I know this has been a long blog post, but it's important to keep the correlation versus causation distinction in mind when we read these stories that could influence us to change our lifestyles. Is it easy to learn to interpret statistics to find meaningful results? No, it's certainly not. Is it worth the effort not to mislead the American public? Yes, I absolutely think it is.


  1. Honestly, I think most journalists aren't... quite sharp enough for this stuff. I have my degree in journalism, and they don't teach this stuff in school -- generally, you don't learn specialty reporting at all. There are science reporters, of course, but in the case of more "mainstream" studies, you get run-of-the-mill journalists writing about them. And, yes, both they and their editors want the most salacious headline possible, to sell newspapers (or, nowadays, get clicks).

    I've always been clued into causation & correlation because I'm a HUGE NERD and when we studied it in my HS psychology class I was like OMG COOL and did more reading. I love stuff like this, because it's like a logic puzzle -- read the misleading headline, then the article, then click through to the source and see how poorly the journalist interpreted the study.

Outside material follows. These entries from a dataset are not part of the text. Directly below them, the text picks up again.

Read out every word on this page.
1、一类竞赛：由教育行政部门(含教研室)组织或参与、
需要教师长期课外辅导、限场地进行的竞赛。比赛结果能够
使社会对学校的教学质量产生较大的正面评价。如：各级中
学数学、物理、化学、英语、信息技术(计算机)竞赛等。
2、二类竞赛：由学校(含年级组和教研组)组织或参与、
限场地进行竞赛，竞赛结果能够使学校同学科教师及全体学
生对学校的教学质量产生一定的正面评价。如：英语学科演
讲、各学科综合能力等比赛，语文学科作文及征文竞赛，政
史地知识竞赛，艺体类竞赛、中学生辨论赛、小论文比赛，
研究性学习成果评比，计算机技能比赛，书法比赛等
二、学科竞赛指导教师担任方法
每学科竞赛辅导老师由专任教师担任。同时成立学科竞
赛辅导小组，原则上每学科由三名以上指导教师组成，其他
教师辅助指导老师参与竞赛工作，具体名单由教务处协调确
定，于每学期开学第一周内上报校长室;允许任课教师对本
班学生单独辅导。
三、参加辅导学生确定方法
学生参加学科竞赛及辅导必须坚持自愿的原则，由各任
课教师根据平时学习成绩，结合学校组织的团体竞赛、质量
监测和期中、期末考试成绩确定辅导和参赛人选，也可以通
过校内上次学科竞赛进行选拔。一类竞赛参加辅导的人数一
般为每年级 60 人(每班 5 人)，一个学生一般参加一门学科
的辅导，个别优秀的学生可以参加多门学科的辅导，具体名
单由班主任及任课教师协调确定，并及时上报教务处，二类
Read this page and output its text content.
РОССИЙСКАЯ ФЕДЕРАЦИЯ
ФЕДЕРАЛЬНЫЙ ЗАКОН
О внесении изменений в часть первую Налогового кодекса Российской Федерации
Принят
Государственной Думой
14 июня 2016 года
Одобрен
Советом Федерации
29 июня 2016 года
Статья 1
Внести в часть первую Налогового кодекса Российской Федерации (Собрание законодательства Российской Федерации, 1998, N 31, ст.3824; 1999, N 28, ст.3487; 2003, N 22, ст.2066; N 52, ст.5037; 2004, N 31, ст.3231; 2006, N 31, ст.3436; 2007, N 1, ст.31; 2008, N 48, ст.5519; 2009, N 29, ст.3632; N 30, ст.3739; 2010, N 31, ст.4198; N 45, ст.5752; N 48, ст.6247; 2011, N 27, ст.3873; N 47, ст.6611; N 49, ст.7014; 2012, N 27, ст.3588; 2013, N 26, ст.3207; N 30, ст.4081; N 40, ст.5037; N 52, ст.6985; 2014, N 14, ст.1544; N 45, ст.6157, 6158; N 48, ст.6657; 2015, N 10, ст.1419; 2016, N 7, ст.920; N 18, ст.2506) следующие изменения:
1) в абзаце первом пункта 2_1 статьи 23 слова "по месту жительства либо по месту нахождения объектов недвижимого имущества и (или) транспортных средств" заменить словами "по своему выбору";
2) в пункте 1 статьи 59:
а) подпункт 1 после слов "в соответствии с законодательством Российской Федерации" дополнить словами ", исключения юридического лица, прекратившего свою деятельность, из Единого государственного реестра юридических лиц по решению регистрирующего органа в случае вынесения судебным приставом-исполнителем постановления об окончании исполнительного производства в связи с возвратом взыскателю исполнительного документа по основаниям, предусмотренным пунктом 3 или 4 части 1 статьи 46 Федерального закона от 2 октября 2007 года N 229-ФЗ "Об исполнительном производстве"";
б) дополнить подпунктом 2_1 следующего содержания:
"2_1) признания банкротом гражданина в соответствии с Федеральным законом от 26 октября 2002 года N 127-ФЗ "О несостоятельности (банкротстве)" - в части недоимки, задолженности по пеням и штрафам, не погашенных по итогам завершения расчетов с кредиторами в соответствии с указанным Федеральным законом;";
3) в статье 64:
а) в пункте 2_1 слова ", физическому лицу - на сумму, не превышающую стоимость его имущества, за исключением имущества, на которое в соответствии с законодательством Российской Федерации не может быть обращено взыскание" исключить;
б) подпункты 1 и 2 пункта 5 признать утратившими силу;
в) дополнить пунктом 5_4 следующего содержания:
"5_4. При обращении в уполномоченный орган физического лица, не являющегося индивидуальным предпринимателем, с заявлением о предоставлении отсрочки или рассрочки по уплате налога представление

    So I think it's part willful misunderstanding for the sake of selling news, and part lack of understanding of the nuances and subtleties of scientific study. With weight related studies, in particular, it gets RIDICULOUS because everyone wants the headline that trumpets OMG X, Y, Z MAKES YOU FAT.

  2. @CurvyNerd I'm always surprised when people don't learn specialties; then again, as a library science major, we couldn't possibly have enough grad courses to cover each library for which we could ever have the opportunity to work (law, engineering, transportation, etc.).

    "[I]t's like a logic puzzle -- read the misleading headline, then the article, then click through to the source and see how poorly the journalist interpreted the study." That's exactly what I do every time I see an article that gives me pause. Librarians are trained to do information literacy, so hopefully I can spread the word through this blog.